На небе появилась луна, в поле затрещали цикады, и звенящая тишина беды вновь постучалась в их дом. В голове у Ральфа не укладывалось, почему Бог не дает им детей. Деньги – пожалуйста, любимое дело процветает, даже есть завистники. Есть всё, кроме детского смеха и топота маленьких ножек по дому. И хотя Сара еще могла забеременеть, и не раз, Ральф с каждым годом становился все старше и толще. Но самое болезненное – с каждой новой смертью ребенка он все больше отчаивался, не понимая, как это исправить.
Вороной конь
Ровно через год, как и планировал бургомистр, ярмарка стала настоящим праздником для жителей Мэлона. Съехались фермеры со всего юга, рыночная площадь стала центром притяжения, сотни зевак заселились в ночлежки, желая воочию увидеть, да что там увидеть, принять участие в состязании между фермерами. Ведь по правилам ярмарки покупатель мог влиять на победу. Но об этом чуть позже, самое время посмотреть, кто с каким товаром решил испытать удачу.
Стоя у повозки, Томас сверлил взглядом урожай соседа.
– Вот это добротная тыква! Не в пример моей, – похлопав по шершавому боку спелый овощ, съязвил он. – Чудно?, право! Земля та же! Семена из одной жмени. А урожай – разный, даже по цвету! Эти цвета солнца, а у меня – болотной грязи. Ума не приложу, почему так вышло, Ральф?
– О чем ты, Том? – укладывая тыквуши, спросил сосед.
– Говорю, семена, что купил у тебя, не уродились! – с прищуром посмотрел на соседа Томас.
А Тук, не обращая внимания на соседа, забивал сеном щели между тыквушами. В этом году урожай как на подбор, тыквы пышные, увесистые и на вкус сахарные, хоть сырыми ешь! Даже видавшая виды повозка просела от тяжести, не говоря уже о реакции старой кобылы – оглядываясь на хозяина, та недовольно ржала, понимая, кому везти такой груз.

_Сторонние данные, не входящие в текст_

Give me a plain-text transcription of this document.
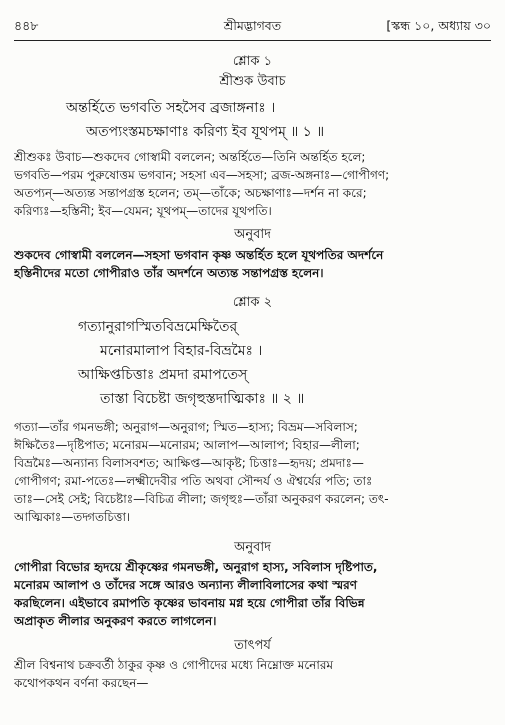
৪৪৮	শ্রীমদ্ভাগবত	[স্কন্ধ ১০, অধ্যায় ৩০
শ্লোক ১
শ্রীশুক উবাচ
অন্তর্হিতে ভগবতি সহসৈব ব্রজাঙ্গনাঃ ।
অতপ্যংস্তমচক্ষাণাঃ করিণ্য ইব যূথপম্ ॥ ১ ॥
শ্রীশুকঃ উবাচ—শুকদেব গোস্বামী বললেন; অন্তর্হিতে—তিনি অন্তর্হিত হলে;
ভগবতি—পরম পুরুষোত্তম ভগবান; সহসা এব—সহসা; ব্রজ-অঙ্গনাঃ—গোপীগণ;
অতপ্যন্—অত্যন্ত সন্তাপগ্রস্ত হলেন; তম্—তাঁকে; অচক্ষাণাঃ—দর্শন না করে;
করিণ্যঃ—হস্তিনী; ইব—যেমন; যূথপম্—তাদের যূথপতি।
অনুবাদ
শুকদেব গোস্বামী বললেন—সহসা ভগবান কৃষ্ণ অন্তর্হিত হলে যূথপতির অদর্শনে
হস্তিনীদের মতো গোপীরাও তাঁর অদর্শনে অত্যন্ত সন্তাপগ্রস্ত হলেন।
শ্লোক ২
গত্যানুরাগস্মিতবিভ্রমেক্ষিতৈর্
মনোরমালাপ বিহার-বিভ্রমৈঃ ।
আক্ষিপ্তচিত্তাঃ প্রমদা রমাপতেস্
তাস্তা বিচেষ্টা জগৃহুস্তদাত্মিকাঃ ॥ ২ ॥
গত্যা—তাঁর গমনভঙ্গী; অনুরাগ—অনুরাগ; স্মিত—হাস্য; বিভ্রম—সবিলাস;
ঈক্ষিতৈঃ—দৃষ্টিপাত; মনোরম—মনোরম; আলাপ—আলাপ; বিহার—লীলা;
বিভ্রমৈঃ—অন্যান্য বিলাসবশত; আক্ষিপ্ত—আকৃষ্ট; চিত্তাঃ—হৃদয়; প্রমদাঃ—
গোপীগণ; রমা-পতেঃ—লক্ষ্মীদেবীর পতি অথবা সৌন্দর্য ও ঐশ্বর্যের পতি; তাঃ
তাঃ—সেই সেই; বিচেষ্টাঃ—বিচিত্র লীলা; জগৃহুঃ—তাঁরা অনুকরণ করলেন; তৎ-
আত্মিকাঃ—তদ্গতচিত্তা।
অনুবাদ
গোপীরা বিভোর হৃদয়ে শ্রীকৃষ্ণের গমনভঙ্গী, অনুরাগ হাস্য, সবিলাস দৃষ্টিপাত,
মনোরম আলাপ ও তাঁদের সঙ্গে আরও অন্যান্য লীলাবিলাসের কথা স্মরণ
করছিলেন। এইভাবে রমাপতি কৃষ্ণের ভাবনায় মগ্ন হয়ে গোপীরা তাঁর বিভিন্ন
অপ্রাকৃত লীলার অনুকরণ করতে লাগলেন।
তাৎপর্য
শ্রীল বিশ্বনাথ চক্রবর্তী ঠাকুর কৃষ্ণ ও গোপীদের মধ্যে নিম্নোক্ত মনোরম
কথোপকথন বর্ণনা করছেন—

А Ральф всё нагружал да нагружал телегу – помятуя о правилах ярмарки, хотел продать как можно больше товара.
– Так я с ними как с детьми, – посмотрев в глаза соседу, разоткровенничался он. – Разговариваю, даже ругаю, когда не зреют или плохо растут. Семена – это полдела, а мастерство – в руках.
Позеленев от злости, Том Чатэр сжал кулаки. Рослый, жилистый, с растрёпанной копной аспидного цвета волос, Болтун походил на петуха, готового кинуться в драку.
– Пустоцвет ты мне продал! – еще раз заявил он. – Не веришь – иди посмотри, что уродилось из твоих семян, без слез смотреть нельзя.
– Богом клянусь, из одной жмени, – развёл руками Ральф. – Я же говорю – улыбаться им надо! Нежно гладить шершавый бочок, говорить с ними, – стоял на своём фермер. – Каждой тыквуше дать имя, словно они твои дети. Вот это самая большая, – он указал на спелый овощ. – Это Боб, первенец, он раньше всех созрел.
– Какой Боб? Ты в своём уме, Ральф? – завопил Том. – Это же тыква! – Он надменно посмотрел на ярко-оранжевый овощ. – Бог детей забирает – ты овощам имена раздаешь? Умом тронулся, живя с ведьмой?
Добряк резко накрыл повозку дождевиком, нахмурил брови и взял в руки кнут.
– За собой смотри, а я сам разберусь, как и с кем мне жить!
– Деньги верни за семена, или давай половину урожая как компенсацию за обман! – нагло заявил Том.
– Ишь чего захотел, половину! – рассмеялся Ральф. – Ничего не дам! – грозно заметил он. – Хотя постой, – улыбнулся Ральф, – деньги верну, но только те за семена, которые продал. Вот их принеси – до медяка все верну!
– Вот как ты заговорил, Ральф? – играя желваками, сверлил взглядом Том. – Ладно, я верну тебе семена! Все верну! И жалобу бургомистру напишу, узнаешь, как честных людей обманывать.
– Бумагу дать? – сжал кулаки Ральф.
Взгляд был решительный, но Том не уступал, играя желваками, тоже не отводил взгляда. Малейшая искра – и они, как непримиримые враги, кинутся в драку.
– Привет, Том, – послышался женский голос за спиной Чатэра.